В батрацкой хате только что поужинали; дети уснули, и Ясюк подсел к больной жене. Она уже не лежала, а скорчившись, сидела на единственной кровати, прикрытой сеном и грубой домотканной холстиной. Они о чем-то тихо, но оживленно беседовали. Ясюк, упоминая о Миколае, от которого вернулся перед самым ужином, почесывал голову и, казалось, был чем-то озабочен и встревожен. Елена же, напротив, радовалась и на чем-то настаивала. Со времени неудачных родов она часто кашляла, и несколько раз на губах у нее показывалась кровь. Ясюк не переносил этого кашля и говорил, что, как его слышит, так что-то начинает сверлить у него под сердцем. «Бурав не бурав, — говорил он, — а вот так и впивается в сердце».
И теперь, когда Елена, убеждая его, раскашлялась, он встал со словами:
— Ну, хорошо, хорошо, пойду снесу еще… рискну… Может, господь бог сжалится и пошлет нам утешение, а тебе, жена, как порадуешься, так и легче станет…
— Может, и так… — ответила Елена. — Радость — самая умная знахарка…
— Вот-вот, — подтвердил муж, и они посмотрели друг на друга. Уж и сейчас обрадованная, она ласково улыбнулась мужу бескровными губами, и его лоб, на который низко спускались темные волосы, сразу прояснился.
— Может, господь бог сжалится и пошлет нам утешение, — повторил он.
Когда Ясюк и его жена уснули, Кристина и Антосек пробрались в чуланчик. Как и три месяца назад, женщина, сев на пол, отперла сундук, а парень, стоя за ее спиной, держал в руке горящую лучину. И, как три месяца назад, со дна сундука опять появился чулок, теперь уже только на две трети набитый деньгами. Кристина прежде всего вынула из него два листа пожелтевшей бумаги, сложенной вчетверо, и, с благоговением отложив их в сторону, принялась пересчитывать медные и серебряные монеты. Как и в тот раз, Антось помогал ей считать, а когда она отделила требуемую сумму, он заглянул в чулок и как-то нерешительно сказал:
— Мама, а то, что осталось, это уже, значит, мое?
— Твое, сынок, твое, — ответила она и задумалась на мгновенье.

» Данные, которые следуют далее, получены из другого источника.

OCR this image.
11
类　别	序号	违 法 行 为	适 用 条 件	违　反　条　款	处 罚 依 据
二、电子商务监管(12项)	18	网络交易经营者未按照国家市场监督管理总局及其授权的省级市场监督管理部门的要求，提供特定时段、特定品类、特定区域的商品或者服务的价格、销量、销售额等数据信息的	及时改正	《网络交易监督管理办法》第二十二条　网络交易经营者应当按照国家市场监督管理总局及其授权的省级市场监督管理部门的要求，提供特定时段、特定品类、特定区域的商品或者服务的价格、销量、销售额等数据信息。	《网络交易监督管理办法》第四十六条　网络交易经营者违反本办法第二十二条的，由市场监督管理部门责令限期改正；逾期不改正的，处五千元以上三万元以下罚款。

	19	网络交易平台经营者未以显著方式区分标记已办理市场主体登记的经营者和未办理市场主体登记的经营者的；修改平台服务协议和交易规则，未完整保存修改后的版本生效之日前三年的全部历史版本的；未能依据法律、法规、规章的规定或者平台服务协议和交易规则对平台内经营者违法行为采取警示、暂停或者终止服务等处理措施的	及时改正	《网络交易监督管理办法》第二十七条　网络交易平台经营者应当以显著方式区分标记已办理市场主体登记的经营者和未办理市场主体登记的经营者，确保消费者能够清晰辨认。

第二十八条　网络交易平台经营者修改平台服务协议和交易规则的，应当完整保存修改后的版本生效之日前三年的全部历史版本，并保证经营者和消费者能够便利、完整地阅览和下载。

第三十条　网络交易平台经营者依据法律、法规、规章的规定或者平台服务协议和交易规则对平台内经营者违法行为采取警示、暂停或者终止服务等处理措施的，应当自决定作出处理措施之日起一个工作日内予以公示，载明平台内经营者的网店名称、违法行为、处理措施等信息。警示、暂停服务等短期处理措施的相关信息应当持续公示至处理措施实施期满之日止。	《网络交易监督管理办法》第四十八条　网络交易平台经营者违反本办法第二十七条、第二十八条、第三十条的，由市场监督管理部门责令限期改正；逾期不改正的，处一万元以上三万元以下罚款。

— Вот тебе и погребенье с ксендзом и хоругвями! Вот тебе и красивый гроб! Вот тебе и крашеный крест на могиле! Жила, как собака, и похоронят меня, как собаку. Ой, Пилипчик, Пилипчик, на погребенье я себе эти деньги прятала, на погребенье богатое, христианское и на могилу ладную, чтобы вознаградила она меня за стыд, которым я всю мою жизнь кормилась… Но… на то божья воля! Отдаю… эти смертные мои деньги на твое спасенье, дитятко ты мое.
Несколько слезинок упало из ее глаз на медные и серебряные монеты, Антось прислушивался к ее шепоту с довольно угрюмым видом. Когда пожелтевшие бумаги были осторожно и с подобающей почтительностью положены на свое обычное место и она принялась завязывать чулок, парень как-то недовольно и резко пробормотал:
— А уж моих, мама, не берите отсюда… Что бы там ни случилось, не берите! Довольно вы уж отдали Пилипку, пусть и мне хоть немножко останется… Ведь и я ваше, а не чье-нибудь дитя… Слышите, мама?
Она удивленно взглянула на сына. Глаза парня пылали таким огнем, какого она в них никогда раньше не видала, и даже голос как-то изменился. Она хотела было побранить сына за дерзость, но последние слова пробудили в ней жалость.
— А чье ж ты дитя? — сказала она. — Известно, мое, как и Пилипчик. На обоих вас я работала и обоих вас берегла как зеницу ока… только Пилип теперь несчастнее… Ты со мной и, слава богу, здоровый и крепкий, а он больной, слабенький, и отсылают его туда, где и желтая лихорадка и такая сыпь, что уши от нее гниют и отваливаются… Вот, сынок, я и отдала ему деньги, — и его и свои, смертные…
— Но моих уж не отдавайте… — повторил Антосек и добавил: — А если отдадите, я вам этого до смерти не прощу… ей-богу, вот побожился, что не прощу!
— Не отдам, сынок, не отдам! Только эти пошлю… офицер тот согласится и отдаст приказ, чтобы Пилипчик на зимовку в Грынки приехал.
— Ну и хорошо, разве и мне этого не хочется? — заключил парень, успокоившись, и помог матери запереть сундук.
Все это происходило в июне, в пору сенокоса, окучивания картофеля, прополки льна и пшеницы.